“İktidar milletin oluyor”

8 Mart 2017, Çarşamba - 10:05
“İktidar milletin oluyor”
Cumhurbaşkanlığı Hükümet Sistemi’yle egemenlik, kayıtsız şartsız milletindir, düsturunun önündeki her türlü engelin yok olacağını söyleyen Başkan Hakan Tütüncü, “Gardiyan devlet gidiyor, garson devlet geliyor. İnsanı merkeze alan, insanı yaşatan devlet gün yüzüne çıkıyor.” dedi.

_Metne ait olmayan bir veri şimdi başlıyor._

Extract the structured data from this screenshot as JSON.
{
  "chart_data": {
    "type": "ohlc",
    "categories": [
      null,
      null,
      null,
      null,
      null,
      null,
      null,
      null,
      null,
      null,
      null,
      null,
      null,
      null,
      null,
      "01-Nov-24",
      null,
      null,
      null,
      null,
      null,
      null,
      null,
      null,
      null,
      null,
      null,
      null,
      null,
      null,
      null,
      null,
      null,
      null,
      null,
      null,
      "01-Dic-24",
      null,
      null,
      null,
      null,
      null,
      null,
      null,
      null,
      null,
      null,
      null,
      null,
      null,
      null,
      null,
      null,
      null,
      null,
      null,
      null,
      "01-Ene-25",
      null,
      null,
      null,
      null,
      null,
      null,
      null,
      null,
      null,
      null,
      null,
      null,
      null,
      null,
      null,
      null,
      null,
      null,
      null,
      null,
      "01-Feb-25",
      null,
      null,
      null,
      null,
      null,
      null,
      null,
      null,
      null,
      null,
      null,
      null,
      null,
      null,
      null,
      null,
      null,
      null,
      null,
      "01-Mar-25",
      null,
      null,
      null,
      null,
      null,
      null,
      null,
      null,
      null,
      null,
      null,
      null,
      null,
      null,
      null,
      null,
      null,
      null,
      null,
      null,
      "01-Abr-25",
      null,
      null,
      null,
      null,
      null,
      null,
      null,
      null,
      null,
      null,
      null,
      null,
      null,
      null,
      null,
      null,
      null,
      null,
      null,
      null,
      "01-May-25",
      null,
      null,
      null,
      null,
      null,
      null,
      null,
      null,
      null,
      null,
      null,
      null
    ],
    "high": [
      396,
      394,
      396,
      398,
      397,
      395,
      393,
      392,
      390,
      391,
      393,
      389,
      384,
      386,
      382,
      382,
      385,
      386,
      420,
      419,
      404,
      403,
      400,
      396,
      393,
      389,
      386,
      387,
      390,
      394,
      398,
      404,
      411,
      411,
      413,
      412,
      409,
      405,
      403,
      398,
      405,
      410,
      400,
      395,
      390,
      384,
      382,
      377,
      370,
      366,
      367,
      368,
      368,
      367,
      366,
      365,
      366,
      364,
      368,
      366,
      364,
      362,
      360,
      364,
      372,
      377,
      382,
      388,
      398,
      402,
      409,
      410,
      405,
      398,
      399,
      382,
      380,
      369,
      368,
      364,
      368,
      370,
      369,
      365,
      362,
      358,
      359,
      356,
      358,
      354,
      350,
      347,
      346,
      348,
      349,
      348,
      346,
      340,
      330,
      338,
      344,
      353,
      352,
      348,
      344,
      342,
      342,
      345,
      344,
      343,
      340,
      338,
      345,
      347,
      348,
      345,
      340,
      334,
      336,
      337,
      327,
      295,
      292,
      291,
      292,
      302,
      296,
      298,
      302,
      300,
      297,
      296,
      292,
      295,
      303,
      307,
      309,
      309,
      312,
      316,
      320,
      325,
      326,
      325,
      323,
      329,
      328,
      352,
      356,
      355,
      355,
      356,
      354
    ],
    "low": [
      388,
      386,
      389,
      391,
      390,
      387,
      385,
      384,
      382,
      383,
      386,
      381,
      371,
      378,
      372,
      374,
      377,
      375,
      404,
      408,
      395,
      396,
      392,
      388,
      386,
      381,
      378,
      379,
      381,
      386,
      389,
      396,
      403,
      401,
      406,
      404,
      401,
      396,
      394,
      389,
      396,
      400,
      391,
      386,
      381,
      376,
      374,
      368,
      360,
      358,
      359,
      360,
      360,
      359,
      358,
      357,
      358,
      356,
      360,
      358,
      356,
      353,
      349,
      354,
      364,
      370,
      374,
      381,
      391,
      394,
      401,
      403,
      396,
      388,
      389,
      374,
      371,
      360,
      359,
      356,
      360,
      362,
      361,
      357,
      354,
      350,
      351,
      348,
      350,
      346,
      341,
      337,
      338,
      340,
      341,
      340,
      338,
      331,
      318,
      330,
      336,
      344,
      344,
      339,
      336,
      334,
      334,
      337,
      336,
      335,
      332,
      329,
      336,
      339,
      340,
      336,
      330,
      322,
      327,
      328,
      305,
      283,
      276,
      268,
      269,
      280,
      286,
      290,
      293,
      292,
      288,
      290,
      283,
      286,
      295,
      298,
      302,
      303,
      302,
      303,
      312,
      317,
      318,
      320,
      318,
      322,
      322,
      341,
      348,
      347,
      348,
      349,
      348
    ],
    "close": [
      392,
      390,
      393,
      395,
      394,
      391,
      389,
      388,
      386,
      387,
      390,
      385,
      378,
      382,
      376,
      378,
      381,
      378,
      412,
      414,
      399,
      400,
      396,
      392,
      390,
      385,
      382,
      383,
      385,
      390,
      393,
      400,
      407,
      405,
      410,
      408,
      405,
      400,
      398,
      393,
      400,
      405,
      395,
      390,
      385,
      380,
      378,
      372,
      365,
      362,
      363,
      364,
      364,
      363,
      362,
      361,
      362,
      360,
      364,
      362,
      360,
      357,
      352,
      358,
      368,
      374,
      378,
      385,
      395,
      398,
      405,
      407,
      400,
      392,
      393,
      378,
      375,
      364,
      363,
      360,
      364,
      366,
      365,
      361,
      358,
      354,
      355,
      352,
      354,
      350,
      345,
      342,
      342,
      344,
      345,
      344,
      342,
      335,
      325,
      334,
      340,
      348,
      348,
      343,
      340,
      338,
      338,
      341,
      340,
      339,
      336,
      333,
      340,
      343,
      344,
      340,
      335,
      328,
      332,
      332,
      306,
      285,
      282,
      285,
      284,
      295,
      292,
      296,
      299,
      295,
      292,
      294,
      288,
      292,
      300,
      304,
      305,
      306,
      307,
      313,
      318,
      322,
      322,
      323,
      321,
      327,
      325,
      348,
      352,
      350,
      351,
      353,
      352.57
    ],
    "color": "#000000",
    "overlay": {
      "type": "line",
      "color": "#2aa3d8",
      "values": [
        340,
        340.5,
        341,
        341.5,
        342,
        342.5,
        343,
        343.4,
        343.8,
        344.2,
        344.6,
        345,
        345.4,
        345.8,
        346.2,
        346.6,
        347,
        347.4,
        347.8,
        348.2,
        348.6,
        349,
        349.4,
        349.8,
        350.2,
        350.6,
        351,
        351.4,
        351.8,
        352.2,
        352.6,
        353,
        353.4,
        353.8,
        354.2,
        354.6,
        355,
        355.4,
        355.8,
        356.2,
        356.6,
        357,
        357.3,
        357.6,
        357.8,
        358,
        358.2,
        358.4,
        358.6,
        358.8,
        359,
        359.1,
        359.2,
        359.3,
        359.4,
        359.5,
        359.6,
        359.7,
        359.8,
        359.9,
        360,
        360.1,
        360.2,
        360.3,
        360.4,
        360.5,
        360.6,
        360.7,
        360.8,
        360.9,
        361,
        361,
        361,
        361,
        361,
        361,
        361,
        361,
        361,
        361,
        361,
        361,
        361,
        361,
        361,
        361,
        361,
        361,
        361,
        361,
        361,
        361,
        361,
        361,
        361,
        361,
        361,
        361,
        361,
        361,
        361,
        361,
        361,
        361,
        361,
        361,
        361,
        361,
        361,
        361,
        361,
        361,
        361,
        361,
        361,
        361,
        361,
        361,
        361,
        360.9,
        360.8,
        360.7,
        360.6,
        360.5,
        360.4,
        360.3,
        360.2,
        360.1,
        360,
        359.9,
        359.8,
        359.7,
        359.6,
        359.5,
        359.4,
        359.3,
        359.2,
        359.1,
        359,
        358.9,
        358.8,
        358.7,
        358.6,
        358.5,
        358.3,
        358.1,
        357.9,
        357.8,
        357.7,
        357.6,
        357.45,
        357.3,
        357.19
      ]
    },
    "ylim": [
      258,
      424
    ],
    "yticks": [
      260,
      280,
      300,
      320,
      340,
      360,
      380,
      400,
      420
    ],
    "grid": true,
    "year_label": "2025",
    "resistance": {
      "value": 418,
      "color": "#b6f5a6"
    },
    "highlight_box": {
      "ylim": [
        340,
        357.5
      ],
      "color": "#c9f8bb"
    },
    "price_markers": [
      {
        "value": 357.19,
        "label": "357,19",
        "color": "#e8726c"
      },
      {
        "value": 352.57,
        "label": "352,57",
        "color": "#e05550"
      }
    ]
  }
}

Birlik Vakfı Antalya Şubesi’nin, 16 Nisan’da referandumu yapılacak Cumhurbaşkanlığı Hükümet Sistemi ve Anayasa değişikliği ile ilgili düzenlediği toplantının konuşmacı konuğu Kepez Belediye Başkanı Hakan Tütüncü oldu.

Başkan Tütüncü, birlik binasında gerçekleştirilen toplantıda aralarında eski milletvekillerinin, hukukçuların, gençlerin, kadınların ve farklı kesimlerden kişilerin olduğu topluluğa Cumhurbaşkanlığı Hükümet Sistemi’ne neden evet, oyu verilmesini anlattı.
Tütüncü, yaklaşık bir saat süren konuşmasında Cumhurbaşkanlığı Hükümet Sistemi’yle ilgili şu değerlendirmeleri yaptı:

Evet ve hayır cephesine bakıp karar vermeli

“Evet ve hayır cephesine baktıktan sonra evet mi hayırlı yoksa hayır mı hayırlı gün gibi ortaya çıkıyor. Bir tarafta Ak Parti ve MHP’nin oluşturduğu milliyetçi muhafazakâr bir bakış, diğer taraftan Cumhuriyet Halk Partisi ve HDP ile PKK, DEAŞ, FETÖ gibi terör örgütlerinin desteklediği bir blok. Türkiye’nin bölünmesini isteyen bir siyasi hareket de bu işin içerisinde ve kendi etki alanı içerisinde ciddi bir kampanya yapıyor.
Birilerinin yalan rüzgârlarına mal ettiği şekliyle bu değişikliğin neticesinde ülke bölünecek olsa herkesten çok onlar bu sistemi kabul etmeli ve o istikamette çalışmalı.
 
Sol, tek başına iktidar olamıyor

Türkiye’de genel itibari ile yüzde 65 sağ seçmen, yüzde 35 de sol seçmen var. 1950’den itibaren tek başına iktidar olmuş partilere ve başbakanlara baktığımızda; 1950-60 döneminde Demokrat Parti ve Adnan Menderes’i, 1965-1969’da Adalet Partisi ve Süleyman Demirel’i,1983-1991’de Anavatan Partisi ve Turgut Özal’ı, 2002-2017 Ak Parti hükümetlerini ve Cumhurbaşkanımız Recep Tayyip Erdoğan’ın güçlü liderliğini görüyoruz.
Tek başına iktidar olmuş hiçbir sol parti yok. Sol her zaman parlamenter sistemin istikrasız ortamında yamalı bohça hükümetlerinde iktidara talip olmuştur. Tek başına iktidar olma düşüncesi yoktur. Hala yok.

HDP neden hayır, diyor?

Hayır, bloğunun içerisinde birde HDP var. Türkiye’yi bölmeye, güçsüzleştirmeye, çaresizleştirmeye, diktatörlüğe yol açacak bir düzenleme olsa herkesten önce bunu HDP isteyecektir. HDP’nin amacı fitne meydana getirmek ve bölücülüğü ortaya çıkarmaktır. Bu ülkenin kaşınacak ne kadar yarası varsa bütün yaraları kaşımaya yönelik üst aklın organizasyonları var. Etnik ayrımcılığa dayalı bir yara kaşımayla görevlendirilmiş partinin adıdır aslında HDP. Bunu hendek siyasetlerinde gördük.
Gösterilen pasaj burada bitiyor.